Department of Oral and Maxillofacial SurgeryNational Engineering Laboratory for Digital and Material Technology of Stomatology; Beijing Key Laboratory of Digital StomatologyNational Clinical Research Center for Oral Diseases, Peking University School and Hospital of Stomatology, No 22 Zhongguancun South Road, Beijing, 100081, People's Republic of China.
Deepcare, Inc, Beijing, China.
Clin Oral Investig. 2022 Jun;26(6):4593-4601. doi: 10.1007/s00784-022-04427-8. Epub 2022 Feb 26.
This study aimed to evaluate the accuracy and reliability of convolutional neural networks (CNNs) for the detection and classification of mandibular fracture on spiral computed tomography (CT).
Between January 2013 and July 2020, 686 patients with mandibular fractures who underwent CT scan were classified and annotated by three experienced maxillofacial surgeons serving as the ground truth. An algorithm including two convolutional neural networks (U-Net and ResNet) was trained, validated, and tested using 222, 56, and 408 CT scans, respectively. The diagnostic performance of the algorithm was compared with the ground truth and evaluated by DICE, accuracy, sensitivity, specificity, and area under the ROC curve (AUC).
One thousand five hundred six mandibular fractures in nine subregions of 686 patients were diagnosed. The DICE of mandible segmentation using U-Net was 0.943. The accuracies of nine subregions were all above 90%, with a mean AUC of 0.956.

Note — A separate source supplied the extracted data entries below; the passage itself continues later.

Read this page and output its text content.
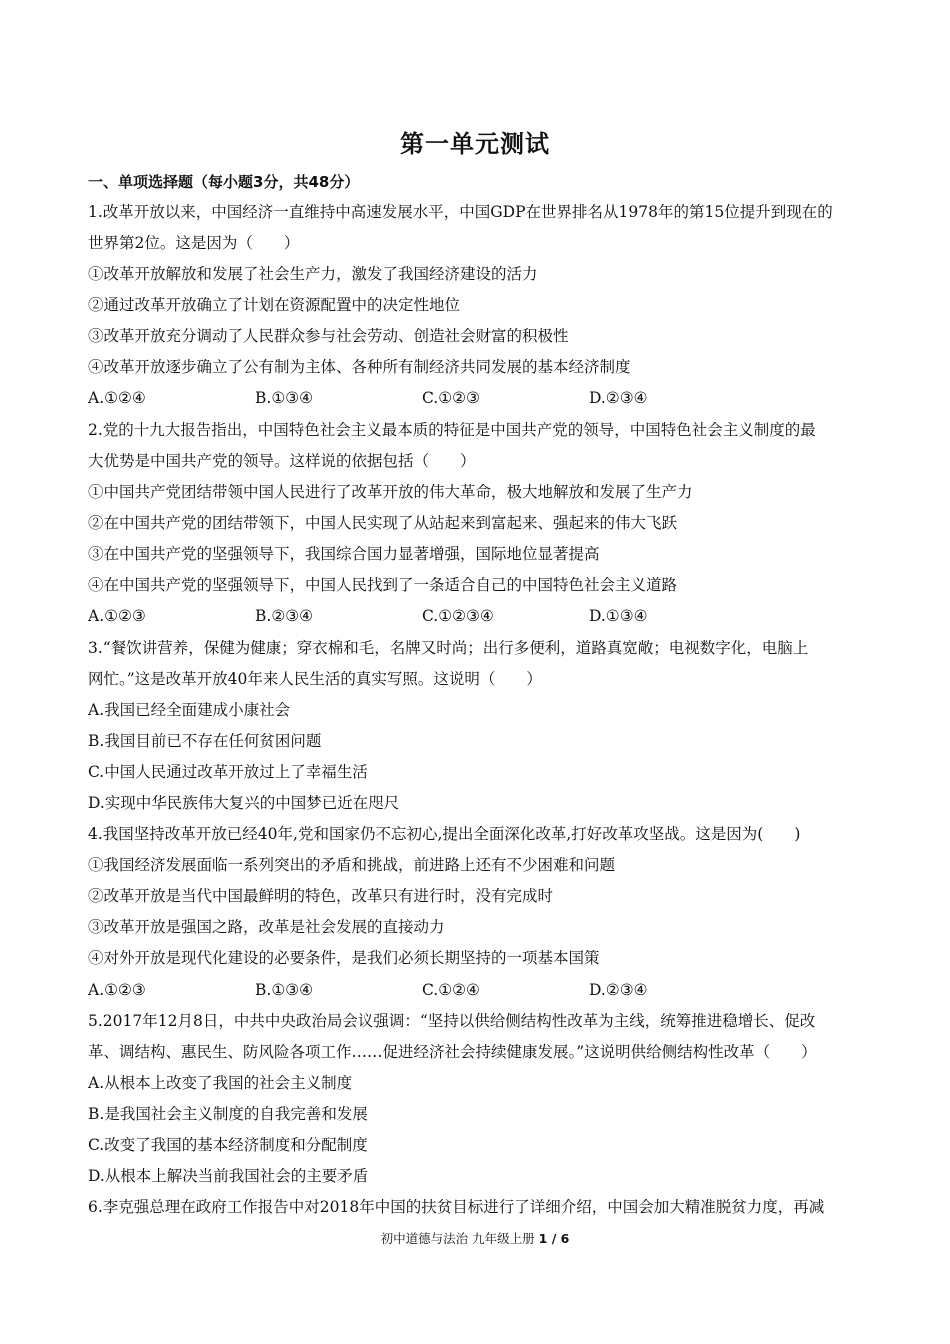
第一单元测试
一、单项选择题（每小题3分，共48分）
1.改革开放以来，中国经济一直维持中高速发展水平，中国GDP在世界排名从1978年的第15位提升到现在的
世界第2位。这是因为（　　）
①改革开放解放和发展了社会生产力，激发了我国经济建设的活力
②通过改革开放确立了计划在资源配置中的决定性地位
③改革开放充分调动了人民群众参与社会劳动、创造社会财富的积极性
④改革开放逐步确立了公有制为主体、各种所有制经济共同发展的基本经济制度
A.①②④	B.①③④	C.①②③	D.②③④
2.党的十九大报告指出，中国特色社会主义最本质的特征是中国共产党的领导，中国特色社会主义制度的最
大优势是中国共产党的领导。这样说的依据包括（　　）
①中国共产党团结带领中国人民进行了改革开放的伟大革命，极大地解放和发展了生产力
②在中国共产党的团结带领下，中国人民实现了从站起来到富起来、强起来的伟大飞跃
③在中国共产党的坚强领导下，我国综合国力显著增强，国际地位显著提高
④在中国共产党的坚强领导下，中国人民找到了一条适合自己的中国特色社会主义道路
A.①②③	B.②③④	C.①②③④	D.①③④
3.“餐饮讲营养，保健为健康；穿衣棉和毛，名牌又时尚；出行多便利，道路真宽敞；电视数字化，电脑上
网忙。”这是改革开放40年来人民生活的真实写照。这说明（　　）
A.我国已经全面建成小康社会
B.我国目前已不存在任何贫困问题
C.中国人民通过改革开放过上了幸福生活
D.实现中华民族伟大复兴的中国梦已近在咫尺
4.我国坚持改革开放已经40年,党和国家仍不忘初心,提出全面深化改革,打好改革攻坚战。这是因为(　　)
①我国经济发展面临一系列突出的矛盾和挑战，前进路上还有不少困难和问题
②改革开放是当代中国最鲜明的特色，改革只有进行时，没有完成时
③改革开放是强国之路，改革是社会发展的直接动力
④对外开放是现代化建设的必要条件，是我们必须长期坚持的一项基本国策
A.①②③	B.①③④	C.①②④	D.②③④
5.2017年12月8日，中共中央政治局会议强调：“坚持以供给侧结构性改革为主线，统筹推进稳增长、促改
革、调结构、惠民生、防风险各项工作……促进经济社会持续健康发展。”这说明供给侧结构性改革（　　）
A.从根本上改变了我国的社会主义制度
B.是我国社会主义制度的自我完善和发展
C.改变了我国的基本经济制度和分配制度
D.从根本上解决当前我国社会的主要矛盾
6.李克强总理在政府工作报告中对2018年中国的扶贫目标进行了详细介绍，中国会加大精准脱贫力度，再减
初中道德与法治 九年级上册 1 / 6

CNNs showed comparable reliability and accuracy in detecting and classifying mandibular fractures on CT.
The algorithm for automatic detection and classification of mandibular fractures will help improve diagnostic efficiency and provide expertise to areas with lower medical levels.
本研究旨在评估卷积神经网络(CNN)在螺旋 CT 上检测和分类下颌骨骨折的准确性和可靠性。
2013 年 1 月至 2020 年 7 月,686 例下颌骨骨折患者接受 CT 扫描,由 3 名经验丰富的颌面外科医生进行分类和标注作为金标准。使用 222、56 和 408 次 CT 扫描分别对包含两个卷积神经网络(U-Net 和 ResNet)的算法进行训练、验证和测试。算法的诊断性能与金标准进行比较,并通过 DICE、准确性、敏感性、特异性和 ROC 曲线下面积(AUC)进行评估。
686 例患者的 9 个亚区共诊断出 1506 例下颌骨骨折。U-Net 用于下颌骨分割的 DICE 为 0.943。9 个亚区的准确率均在 90%以上,平均 AUC 为 0.956。
CNN 在 CT 上检测和分类下颌骨骨折的可靠性和准确性相当。
自动检测和分类下颌骨骨折的算法将有助于提高诊断效率,并为医疗水平较低的地区提供专业知识。